Division of Clinical Pharmacology, Cincinnati Children's Hospital Medical Center, Cincinnati, Ohio, USA.
Department of Pediatrics, University of Cincinnati College of Medicine, Cincinnati, Ohio, USA.
Clin Pharmacol Ther. 2021 Jun;109(6):1639-1647. doi: 10.1002/cpt.2148. Epub 2021 Jan 7.
Standard-of-care infliximab dosing regimens were developed prior to the routine use of therapeutic drug monitoring and identification of target concentrations. Not surprisingly, subtherapeutic infliximab concentrations in pediatric Crohn's disease (CD) are common. The primary aim was to conduct a real-world pharmacokinetic (PK) evaluation to discover blood biomarkers of rapid clearance, identify exposure targets, and a secondary aim to translate PK modeling to the clinic. In a multicenter observational study, 671 peak and trough infliximab concentrations from 78 patients with CD were analyzed with a drug-tolerant assay (Esoterix; LabCorp, Calabasas, CA). Individual area under the curve (AUC) estimates were generated as a measure of drug exposure over time. Population PK modeling (nonlinear mixed-effect modeling) identified serum albumin, antibody to infliximab, erythrocyte sedimentation rate (ESR), and neutrophil CD64 as biomarkers for drug clearance. Week 14 and week 52 biochemical remitters (fecal calprotectin < 250 µg/g) had higher infliximab exposure (AUC) throughout induction. The optimal infliximab AUC target during induction for week 14 biochemical remission was 79,348 µg*h/mL (area under the receiver operating characteristic curve (AUROC) 0.77, [0.63-0.90], 85.7% sensitive, and 64.3% specific) with those exceeding the AUC target more likely to achieve a surgery-free week 52 biochemical remission (OR 4.3, [1.2-14.6]). Pretreatment predictors for subtherapeutic week 14 AUC included neutrophil CD64 > 6 (OR 4.5, [1.4-17.8]), ESR > 30 mm/h (OR 3.8, [1.4-11]), age < 10 years old (OR 4.2, [1.2-20]), and weight < 30 kg (OR 6.6, [2.1-25]). We created a decision-support PK dashboard with an iterative process and embedded the modeling program within the electronic health record. Model-informed precision dosing guided by real-world PKs is now available at the bedside in real-time.

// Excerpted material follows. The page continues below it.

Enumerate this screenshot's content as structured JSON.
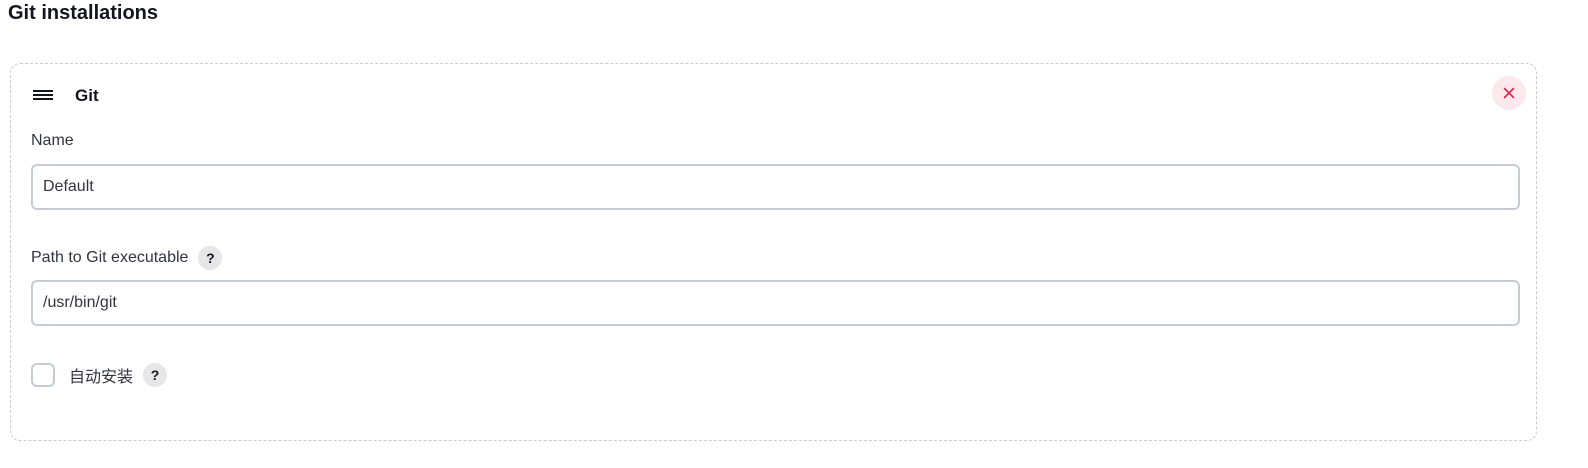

标准护理 infliximab 给药方案是在常规使用治疗药物监测和确定目标浓度之前制定的。毫不奇怪,儿科克罗恩病 (CD) 中存在治疗性 infliximab 浓度不足是很常见的。主要目的是进行真实世界的药代动力学 (PK) 评估,以发现快速清除的血液生物标志物,确定暴露目标,次要目的是将 PK 模型转化为临床。在一项多中心观察性研究中,对 78 例 CD 患者的 671 个峰值和谷值 infliximab 浓度进行了分析,采用了一种药物耐受测定法 (Esoterix; LabCorp, Calabasas, CA)。个体 AUC 估计值作为衡量药物随时间暴露的指标。群体 PK 模型 (非线性混合效应模型) 确定了血清白蛋白、抗 infliximab 抗体、红细胞沉降率 (ESR) 和中性粒细胞 CD64 是药物清除的生物标志物。第 14 周和第 52 周生化缓解者 (粪便钙卫蛋白 < 250μg/g) 在诱导期内具有更高的 infliximab 暴露 (AUC)。第 14 周生化缓解的诱导期内最佳 infliximab AUC 目标为 79348μg*h/mL (AUC 接受者操作特征曲线 (AUROC) 0.77 [0.63-0.90],85.7%敏感,64.3%特异),超过 AUC 目标的患者更有可能实现第 52 周无手术的生化缓解 (OR 4.3 [1.2-14.6])。第 14 周 AUC 治疗性不足的预处理预测因子包括中性粒细胞 CD64>6 (OR 4.5 [1.4-17.8])、ESR>30mm/h (OR 3.8 [1.4-11])、年龄 <10 岁 (OR 4.2 [1.2-20]) 和体重 <30kg (OR 6.6 [2.1-25])。我们创建了一个具有迭代过程的决策支持 PK 仪表板,并将建模程序嵌入电子健康记录中。现在,基于真实世界 PK 的模型指导下的精确剂量调整可在床边实时提供。